Every morning at around 10am, 79-year-old Peta Rolls waits for a call from “Aida”. A daily check-in call from an AI voice assistant is not what Rolls expected when she signed up for home care with St Vincent’s. But when they asked her to join the trial four months ago, she agreed because she wanted to help. Although she honestly didn’t expect much.

But when she got the call, she said: “I was surprised by how responsive she was. It’s impressive for a robot. She always asks: How are you feeling today? And that gives you the opportunity if you’re sick to say you’re feeling sick, or you just say: I’m fine, thank you.”
Bots reduce administrative burden for home care
The trial – now in its early stages – is one of the ways AI advances are being applied in healthcare.
Health tech company Healthily has asked St Vincent’s to trial generative AI for social interaction, allowing care home residents to record health issues or concerns for staff to follow up on. Dean Jones, National Director of St Vincent’s At Home, said the service does not replace face-to-face interactions. “Clients still have face-to-face meetings each week, but in between, the AI system allows for daily check-ins, where concerns can be escalated to the team or family,” he said.
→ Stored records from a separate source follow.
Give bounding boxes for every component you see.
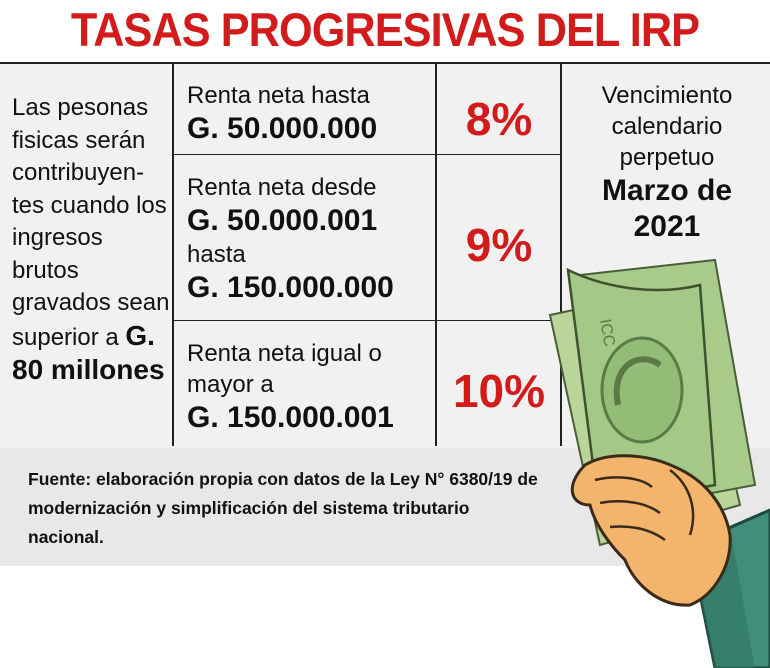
column-divider — [435, 64, 437, 446]
source-note: Fuente: elaboración propia con datos de … — [28, 469, 538, 547]
contributors-condition: Las pesonas fisicas serán contribuyen-te… — [12, 92, 172, 389]
bracket-2-from-amount: G. 50.000.001 — [187, 204, 378, 237]
rate-10: 10% — [452, 365, 546, 417]
bracket-1-amount: G. 50.000.000 — [187, 112, 378, 145]
rate-9: 9% — [465, 219, 533, 271]
condition-text: Las pesonas fisicas serán contribuyen-te… — [12, 94, 170, 351]
banknote-text: ICC — [596, 318, 618, 348]
bracket-1-label: Renta neta hasta — [187, 82, 370, 109]
banknote-seal-icon — [600, 336, 684, 444]
bracket-2-to-label: hasta — [187, 241, 246, 268]
hand-money-illustration: ICC — [548, 258, 770, 668]
bracket-1: Renta neta hasta G. 50.000.000 — [187, 80, 435, 147]
rate-8: 8% — [465, 93, 533, 145]
page-title: TASAS PROGRESIVAS DEL IRP — [70, 3, 700, 56]
bracket-3-label-2: mayor a — [187, 371, 274, 398]
deadline-label: Vencimiento calendario perpetuo — [601, 82, 733, 171]
deadline-info: Vencimiento calendario perpetuo Marzo de… — [564, 80, 770, 245]
threshold-amount: G. 80 millones — [12, 319, 165, 386]
bracket-2: Renta neta desde G. 50.000.001 hasta G. … — [187, 172, 435, 306]
bracket-3: Renta neta igual o mayor a G. 150.000.00… — [187, 338, 435, 436]
deadline-date: Marzo de 2021 — [601, 174, 733, 243]
title-bar: TASAS PROGRESIVAS DEL IRP — [0, 0, 770, 64]
column-divider — [560, 64, 562, 446]
bracket-2-to-amount: G. 150.000.000 — [187, 271, 394, 304]
column-divider — [172, 64, 174, 446]
bracket-3-amount: G. 150.000.001 — [187, 401, 394, 434]
row-divider — [174, 154, 562, 155]
row-divider — [174, 320, 562, 321]
hand-icon — [570, 454, 732, 607]
bracket-3-label: Renta neta igual o — [187, 340, 382, 367]
bracket-2-label: Renta neta desde — [187, 174, 377, 201]
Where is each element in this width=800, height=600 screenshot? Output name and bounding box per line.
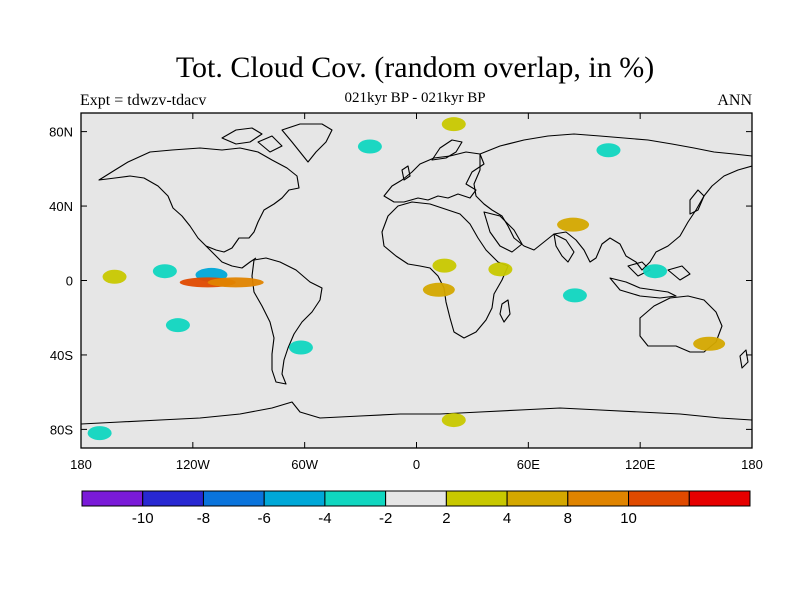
anomaly-region xyxy=(422,282,455,297)
colorbar-swatch xyxy=(202,490,265,507)
anomaly-region xyxy=(288,340,313,355)
anomaly-region xyxy=(596,143,621,158)
colorbar-swatch xyxy=(506,490,569,507)
colorbar-swatch xyxy=(385,490,447,507)
lat-tick-label: 80N xyxy=(49,125,73,140)
lon-tick-label: 60E xyxy=(517,457,540,472)
lat-tick-label: 40S xyxy=(50,348,73,363)
anomaly-region xyxy=(441,413,466,428)
anomaly-region xyxy=(562,288,587,303)
coast-antarctica xyxy=(81,401,752,425)
coastlines xyxy=(81,123,752,425)
coast-greenland xyxy=(281,123,333,163)
anomaly-region xyxy=(693,336,726,351)
colorbar-label: -2 xyxy=(379,510,392,527)
coast-japan xyxy=(689,189,705,215)
lon-tick-label: 0 xyxy=(413,457,420,472)
lon-tick-label: 120E xyxy=(625,457,656,472)
coast-scandinavia xyxy=(431,139,463,161)
coast-arctic-islands xyxy=(221,127,283,153)
anomaly-region xyxy=(87,426,112,441)
lon-tick-label: 120W xyxy=(176,457,211,472)
coast-madagascar xyxy=(499,299,511,323)
map-background xyxy=(81,113,752,448)
lon-tick-label: 180 xyxy=(741,457,763,472)
colorbar-swatch xyxy=(324,490,387,507)
colorbar-swatch xyxy=(445,490,508,507)
coast-north-america xyxy=(98,147,300,253)
colorbar-swatch xyxy=(628,490,690,507)
anomaly-fields xyxy=(87,117,726,441)
colorbar-label: -4 xyxy=(318,510,331,527)
coast-central-america xyxy=(205,245,257,269)
colorbar-swatch xyxy=(688,490,751,507)
anomaly-region xyxy=(102,269,127,284)
colorbar-swatch xyxy=(142,490,204,507)
anomaly-region xyxy=(357,139,382,154)
lat-tick-label: 0 xyxy=(66,274,73,289)
colorbar: -10 -8 -6 -4 -2 2 4 8 10 xyxy=(81,490,751,527)
coast-south-america xyxy=(251,257,323,385)
colorbar-swatch xyxy=(81,490,144,507)
colorbar-label: -6 xyxy=(258,510,271,527)
anomaly-region xyxy=(152,264,177,279)
colorbar-label: 2 xyxy=(442,510,450,527)
anomaly-region xyxy=(643,264,668,279)
lat-tick-label: 80S xyxy=(50,422,73,437)
coast-india xyxy=(553,233,575,263)
coast-africa xyxy=(381,201,509,339)
lon-tick-label: 180 xyxy=(70,457,92,472)
latitude-axis: 80N 40N 0 40S 80S xyxy=(49,125,752,437)
chart-title: Tot. Cloud Cov. (random overlap, in %) xyxy=(175,51,655,84)
lat-tick-label: 40N xyxy=(49,199,73,214)
experiment-label: Expt = tdwzv-tdacv xyxy=(80,92,207,109)
colorbar-label: 10 xyxy=(620,510,637,527)
chart-subtitle: 021kyr BP - 021kyr BP xyxy=(344,90,486,106)
colorbar-label: 4 xyxy=(503,510,511,527)
anomaly-region xyxy=(165,318,190,333)
anomaly-region xyxy=(432,258,457,273)
colorbar-label: 8 xyxy=(564,510,572,527)
coast-arabia xyxy=(483,211,523,253)
lon-tick-label: 60W xyxy=(291,457,318,472)
colorbar-swatch xyxy=(567,490,630,507)
colorbar-label: -10 xyxy=(132,510,154,527)
anomaly-region xyxy=(488,262,513,277)
anomaly-region xyxy=(557,217,590,232)
anomaly-region xyxy=(441,117,466,132)
coast-new-zealand xyxy=(739,349,749,369)
anomaly-region xyxy=(207,277,264,288)
coast-europe xyxy=(383,151,485,203)
longitude-axis: 180 120W 60W 0 60E 120E 180 xyxy=(70,113,763,472)
season-label: ANN xyxy=(717,92,752,109)
coast-british-isles xyxy=(401,165,411,181)
colorbar-label: -8 xyxy=(197,510,210,527)
colorbar-swatch xyxy=(263,490,326,507)
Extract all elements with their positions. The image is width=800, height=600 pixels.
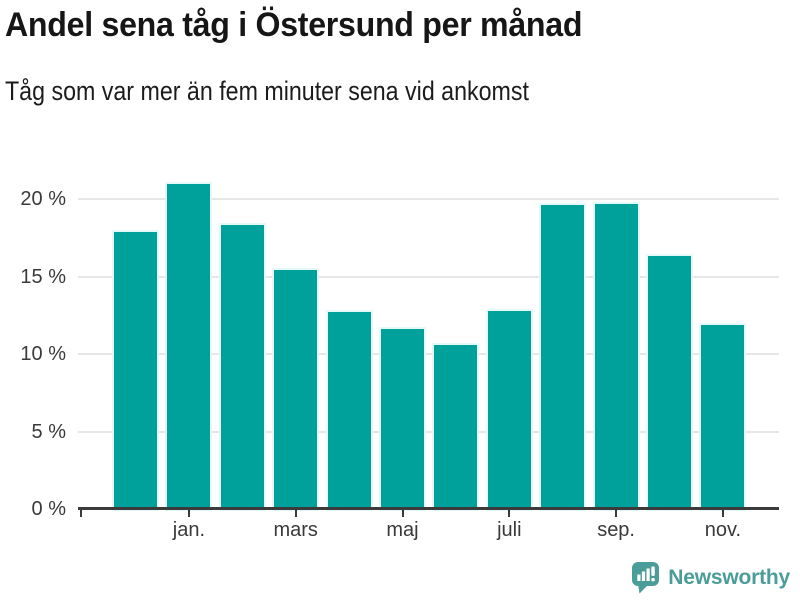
y-gridline	[78, 275, 779, 278]
bar-apr	[327, 312, 371, 509]
chart-subtitle: Tåg som var mer än fem minuter sena vid …	[5, 76, 529, 106]
x-axis-tick-label: jan.	[172, 519, 206, 541]
x-axis-tick	[508, 510, 511, 517]
bar-dec	[114, 231, 157, 509]
bar-sep	[594, 203, 638, 509]
y-axis-tick-label: 20 %	[20, 188, 66, 210]
bar-okt	[648, 256, 691, 509]
chart-title: Andel sena tåg i Östersund per månad	[5, 6, 583, 44]
x-axis-tick	[294, 510, 297, 517]
bar-juni	[434, 344, 478, 509]
x-axis-tick	[615, 510, 618, 517]
y-axis-tick-label: 5 %	[31, 420, 66, 443]
bar-feb	[220, 225, 264, 509]
x-axis-line	[78, 507, 779, 510]
x-axis-tick-label: sep.	[597, 519, 635, 541]
newsworthy-brand-text: Newsworthy	[668, 565, 790, 589]
newsworthy-logo[interactable]: Newsworthy	[631, 561, 790, 594]
bar-nov	[701, 324, 745, 509]
x-axis-tick-label: mars	[273, 519, 318, 541]
bar-juli	[487, 310, 531, 509]
x-axis-tick	[187, 510, 190, 517]
x-axis-tick-label: maj	[386, 519, 419, 541]
bar-jan	[167, 183, 211, 509]
bar-aug	[541, 205, 585, 509]
x-axis-tick	[721, 510, 724, 517]
newsworthy-logo-icon	[632, 562, 660, 594]
x-axis-tick-label: nov.	[704, 519, 742, 541]
y-axis-tick-label: 15 %	[20, 265, 66, 288]
bar-maj	[381, 329, 424, 509]
x-axis-tick	[401, 510, 404, 517]
y-gridline	[78, 353, 779, 355]
y-gridline	[78, 198, 779, 200]
bar-mars	[274, 270, 318, 509]
x-axis-origin-tick	[80, 510, 82, 517]
y-axis-tick-label: 0 %	[31, 498, 66, 520]
y-axis-tick-label: 10 %	[20, 343, 66, 365]
y-gridline	[78, 430, 779, 433]
x-axis-tick-label: juli	[497, 519, 522, 541]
The company uses open AI technology with clear safeguards and prompts to ensure safe conversations, and has a mechanism to respond quickly to serious health issues. For example, if a customer experiences chest pain, this is reported to the care team and the call is ended so the person can call 000. Tina Campbell, CEO of Healthily, believes AI has an important role to play in the context of the healthcare industry facing many workforce challenges. “What we can do very safely with technology like this is reduce the administrative burden on the workforce, allowing qualified health professionals to focus on the work they are trained to do,” she said.
AI is not as new to medicine as you think.
Enrico Coiera – founder of the Australian Alliance for Artificial Intelligence in Healthcare and director of the Centre for Health Informatics at Macquarie University – says older forms of AI have long been a standard part of healthcare – often in “behind-the-scenes services” such as interpreting medical images, ECGs and test results.
“Any computer program that performs a task that involves decision-making in some way is AI, regardless of how it does it,” he said. Over the past decade, newer forms of AI called “deep learning” – neural network methods that allow algorithms to learn from large amounts of data – have been used to interpret medical images and improve diagnoses.
The role of AI in early disease detection
Murdoch Children's Research Institute in Melbourne, in collaboration with researchers from University College London, has developed AI methods to detect brain lesions caused by epilepsy (focal cortical dysplasias) from MRI images.
These lesions cause severe seizures that are often uncontrollable with medication, leaving surgery as the only option - but surgery is only possible if doctors can find the abnormal tissue.
In a study published this week in the journal Epilepsia, a team led by neurologist Emma Macdonald-Laurs showed that their “epilepsy AI detective” can detect lesions in up to 94 percent of MRI and PET scans, a type of lesion that is typically missed more than half the time. The system was trained on images of 54 patients and then tested on 17 children and 12 adults. Of the 17 children, 12 had surgery and 11 are now seizure-free.
Future disease detection
Stefan Buttigieg, vice president of the European Public Health Association’s Digital Health and AI division, said deep neural networks are also being used to monitor and predict disease outbreaks. He cited the example of Blue Dot, a company founded by an infectious disease expert and one of the first to detect the Covid-19 outbreak.
Generative AI is a branch of deep learning in which technology can generate new content based on training data. These applications in healthcare include voice chatbots like Healthily’s, as well as AI “scribes” that doctors and medical professionals are increasingly using.
Michael Wright, president of the Royal Australian College of GPs, says GPs have embraced AI scribes – which record visits and turn them into notes that can be saved in a patient’s file. He says the main benefit of “scribe” is improving the quality of doctor-patient interactions.
Danielle McMullen, president of the Australian Medical Association, said one of the biggest potentials of AI is to deliver more personalised healthcare. “For many years, healthcare has been delivered in a ‘one size fits all’ way – for example, with medicines – but now we are moving towards a future where there are more sophisticated solutions, and AI must follow suit.”